Английское правительство продолжало ориентироваться на объединение сил с укрепляемой им гитлеровской Германией для совместной войны против Советского Союза, видя в нацистах необходимое и естественное оружие против коммунизма и интернационализма.
Пример 17. Победа в «зимней войне» как срыв союза Англии, Франции и нацистской Германии
Непосредственным фактором объединения Англии и Франции с Гитлером против Советского Союза могла стать уже советско-финляндская война: окружение Чемберлена ещё в начале 1940 года заявляло о «гармонизации интересов» с Германией, призывая её напасть на Россию и внятно указывая на последующее присоединение к этому нападению Англии [265]. С января 1940 года началось формирование (преимущественно британскими силами) экспедиционного корпуса против Советского Союза, – в том числе для того, чтобы его участием в военных действиях на стороне Финляндии напугать Гитлера, достичь соглашения с ним и направить его против СССР.
5 февраля на совместном англо-французском военном совете было решено запросить согласие Норвегии и Швеции на высадку экспедиционного корпуса под английским руководством в Норвегии и его выдвижение против СССР.
2 марта премьер Франции Даладье без согласования с англичанами заявил о готовности отправить в Финляндию для войны против Советского Союза 50 тыс. солдат и 100 бомбардировщиков. Британское правительство, в свою очередь, заявило о выделении 50 бомбардировщиков. Координационное совещание было назначено на 12 марта, однако в этот день подписанием Московского мирного договора «зимняя война» закончилась.
Следует понимать, что Гитлер, в свою очередь, всегда оставался не только старательным, но и глубоко почтительным учеником британских расистов и колонизаторов. «Сожаление, что ему не удалось объединиться с Англией, красной нитью прошло сквозь все годы его правления», – авторитетно свидетельствует Альберт Шпеер [325]. В частности, в последние недели своей жизни Гитлер размышлял, «не сохраняет ли английский народ тех англосаксонских качеств, которые обеспечили ему власть над миром и… сегодня бы оправдали её», и с горечью отвергнутого поклонника сетовал: «Я делал всё, чтобы щадить гордость Англии. С самого начала этой войны я старался действовать так, словно глава британского правительства способен понять политику крупного масштаба» [118].

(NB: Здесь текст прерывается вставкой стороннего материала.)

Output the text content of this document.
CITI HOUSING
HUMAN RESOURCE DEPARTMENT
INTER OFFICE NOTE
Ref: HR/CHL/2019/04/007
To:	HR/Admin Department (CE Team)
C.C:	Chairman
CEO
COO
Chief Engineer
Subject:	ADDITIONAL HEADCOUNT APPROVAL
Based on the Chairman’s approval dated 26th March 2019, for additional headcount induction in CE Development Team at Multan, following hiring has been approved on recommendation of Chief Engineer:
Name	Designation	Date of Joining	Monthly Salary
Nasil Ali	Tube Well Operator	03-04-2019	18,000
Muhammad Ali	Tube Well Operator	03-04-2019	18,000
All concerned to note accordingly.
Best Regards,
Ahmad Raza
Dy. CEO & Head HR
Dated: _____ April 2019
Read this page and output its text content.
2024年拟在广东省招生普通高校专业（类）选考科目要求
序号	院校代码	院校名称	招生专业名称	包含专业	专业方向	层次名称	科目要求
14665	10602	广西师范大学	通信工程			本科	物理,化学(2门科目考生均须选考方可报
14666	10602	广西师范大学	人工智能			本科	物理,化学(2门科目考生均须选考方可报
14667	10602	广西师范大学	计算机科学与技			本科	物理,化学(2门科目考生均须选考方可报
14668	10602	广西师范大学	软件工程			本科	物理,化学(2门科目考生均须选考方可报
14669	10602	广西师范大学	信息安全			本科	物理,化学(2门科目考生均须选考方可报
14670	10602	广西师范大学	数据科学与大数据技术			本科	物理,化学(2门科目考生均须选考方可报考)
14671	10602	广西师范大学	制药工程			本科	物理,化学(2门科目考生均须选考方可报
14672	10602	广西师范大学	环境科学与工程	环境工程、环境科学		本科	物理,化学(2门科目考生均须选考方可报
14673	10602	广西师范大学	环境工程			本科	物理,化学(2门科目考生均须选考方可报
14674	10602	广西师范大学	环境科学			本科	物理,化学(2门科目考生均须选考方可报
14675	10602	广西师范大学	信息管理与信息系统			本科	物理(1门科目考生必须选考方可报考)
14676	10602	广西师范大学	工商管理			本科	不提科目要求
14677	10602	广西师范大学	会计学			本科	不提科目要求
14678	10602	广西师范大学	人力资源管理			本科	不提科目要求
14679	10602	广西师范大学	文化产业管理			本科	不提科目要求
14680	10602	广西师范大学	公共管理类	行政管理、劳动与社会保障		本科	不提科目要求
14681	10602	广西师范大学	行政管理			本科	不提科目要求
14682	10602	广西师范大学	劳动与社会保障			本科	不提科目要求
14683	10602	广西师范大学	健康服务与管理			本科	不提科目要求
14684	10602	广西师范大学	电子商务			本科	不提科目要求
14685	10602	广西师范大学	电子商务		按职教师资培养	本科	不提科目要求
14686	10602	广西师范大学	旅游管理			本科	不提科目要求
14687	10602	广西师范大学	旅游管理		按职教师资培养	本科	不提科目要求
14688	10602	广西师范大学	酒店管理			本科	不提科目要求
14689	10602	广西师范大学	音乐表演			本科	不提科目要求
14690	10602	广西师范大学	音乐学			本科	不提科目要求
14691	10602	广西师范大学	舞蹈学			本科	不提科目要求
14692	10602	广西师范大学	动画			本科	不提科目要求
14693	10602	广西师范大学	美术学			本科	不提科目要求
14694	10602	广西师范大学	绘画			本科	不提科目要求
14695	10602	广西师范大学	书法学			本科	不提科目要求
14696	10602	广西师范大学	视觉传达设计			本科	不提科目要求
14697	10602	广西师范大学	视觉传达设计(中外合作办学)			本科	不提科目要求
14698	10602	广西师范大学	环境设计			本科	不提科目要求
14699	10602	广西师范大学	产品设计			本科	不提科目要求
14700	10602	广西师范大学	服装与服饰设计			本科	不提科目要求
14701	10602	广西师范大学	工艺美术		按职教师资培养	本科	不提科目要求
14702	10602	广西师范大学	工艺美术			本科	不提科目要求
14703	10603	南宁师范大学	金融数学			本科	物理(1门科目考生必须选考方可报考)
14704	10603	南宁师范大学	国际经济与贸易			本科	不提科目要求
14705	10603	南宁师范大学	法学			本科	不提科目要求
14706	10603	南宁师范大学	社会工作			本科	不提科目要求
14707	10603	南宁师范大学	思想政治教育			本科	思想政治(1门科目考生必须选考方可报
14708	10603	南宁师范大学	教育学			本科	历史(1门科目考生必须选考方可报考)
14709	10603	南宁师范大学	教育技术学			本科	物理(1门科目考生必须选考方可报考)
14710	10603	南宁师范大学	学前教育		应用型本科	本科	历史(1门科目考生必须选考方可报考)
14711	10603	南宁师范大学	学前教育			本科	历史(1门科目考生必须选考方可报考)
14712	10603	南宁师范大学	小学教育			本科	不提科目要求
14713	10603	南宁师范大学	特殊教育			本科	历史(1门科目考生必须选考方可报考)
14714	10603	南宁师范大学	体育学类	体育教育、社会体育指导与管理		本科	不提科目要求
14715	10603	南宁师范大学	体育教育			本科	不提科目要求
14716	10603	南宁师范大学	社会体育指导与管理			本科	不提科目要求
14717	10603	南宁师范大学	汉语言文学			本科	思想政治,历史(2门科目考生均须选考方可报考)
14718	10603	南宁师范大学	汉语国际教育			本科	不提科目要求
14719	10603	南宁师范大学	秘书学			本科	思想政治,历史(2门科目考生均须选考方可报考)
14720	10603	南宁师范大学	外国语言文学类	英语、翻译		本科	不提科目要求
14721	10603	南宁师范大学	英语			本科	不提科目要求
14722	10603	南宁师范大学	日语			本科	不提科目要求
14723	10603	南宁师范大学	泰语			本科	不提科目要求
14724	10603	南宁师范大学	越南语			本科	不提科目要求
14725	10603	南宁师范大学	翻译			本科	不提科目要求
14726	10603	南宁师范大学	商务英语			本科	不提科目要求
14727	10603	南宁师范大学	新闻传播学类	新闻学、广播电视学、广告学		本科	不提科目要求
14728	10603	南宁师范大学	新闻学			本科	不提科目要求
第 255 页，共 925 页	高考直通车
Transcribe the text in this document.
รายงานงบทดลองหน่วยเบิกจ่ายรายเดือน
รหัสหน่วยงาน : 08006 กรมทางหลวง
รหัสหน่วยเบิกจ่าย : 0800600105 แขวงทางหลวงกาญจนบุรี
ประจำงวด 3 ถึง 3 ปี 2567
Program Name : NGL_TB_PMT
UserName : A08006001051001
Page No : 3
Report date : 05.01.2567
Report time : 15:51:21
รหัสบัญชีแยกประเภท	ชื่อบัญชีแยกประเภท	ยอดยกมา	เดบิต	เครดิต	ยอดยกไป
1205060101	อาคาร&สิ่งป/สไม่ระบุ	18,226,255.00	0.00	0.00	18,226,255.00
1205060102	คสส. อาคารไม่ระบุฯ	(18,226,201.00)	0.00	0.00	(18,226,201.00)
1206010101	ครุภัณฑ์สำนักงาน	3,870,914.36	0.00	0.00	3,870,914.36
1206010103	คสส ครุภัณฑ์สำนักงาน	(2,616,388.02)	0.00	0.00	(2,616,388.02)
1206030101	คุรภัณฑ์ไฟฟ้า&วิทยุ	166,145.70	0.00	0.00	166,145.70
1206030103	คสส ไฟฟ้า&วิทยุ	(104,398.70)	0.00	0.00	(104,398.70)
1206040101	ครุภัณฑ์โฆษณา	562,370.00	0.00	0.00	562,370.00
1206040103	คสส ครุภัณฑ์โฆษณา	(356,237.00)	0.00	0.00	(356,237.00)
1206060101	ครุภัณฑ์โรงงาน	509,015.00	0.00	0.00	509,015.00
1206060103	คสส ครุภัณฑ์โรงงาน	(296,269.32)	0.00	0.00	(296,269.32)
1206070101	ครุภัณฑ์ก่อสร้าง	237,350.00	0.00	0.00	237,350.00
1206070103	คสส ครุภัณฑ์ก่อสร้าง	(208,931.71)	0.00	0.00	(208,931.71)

Правда, как раз английские аристократы, в отличие от самого Гитлера, эту политику понимали очень хорошо, – относясь к нему как к полезному до поры инструменту и прекрасно зная, что тот никогда не планировал уничтожения Англии, так как прекрасно понимал: «Если мы разгромим Англию в военном отношении, Британская империя распадется. Германии это совсем невыгодно». «Развались сегодня империя… наследниками… стали бы не мы, а Россия… и американцы. Если сегодня Англия умрет, это нам ничего не даст» [117].
Гитлер, по всей вероятности, действительно чувствовал себя ответственным за будущее всей белой расы господ. Его настойчивые поиски дружбы с Англией включали в себя и стремление создать «Тевтонскую империю германской нации», причём понятие «тевтонский» включало в себя англосаксонскую расу [80].
Он лично спас от собственной армии британский экспедиционный корпус, приказав «остановить немецкое наступление в 24 км от Дюнкерка» [207] (при этом французов там было взято в плен около 40 тыс.). На вопрос, «как это он… позволил британцам бежать, Гитлер ответил, что… не хотел без нужды раздражать “кузенов с того берега”» [267].
За несколько дней до того Гитлер заявил: «Мы ищем контакта с Англией на основе раздела мира» [184], то есть раздела его между старой колониальной расистской Британской империи и новой, но столь же колониальной и расистской нацистской Германией. Именно после сокрушения Франции он назидательно напомнил: «Кровь любого англичанина слишком драгоценна, чтобы проливать её. Наши народы составляют единое целое – по расе и традиции; таково моё мнение с тех пор, как я себя помню» [347].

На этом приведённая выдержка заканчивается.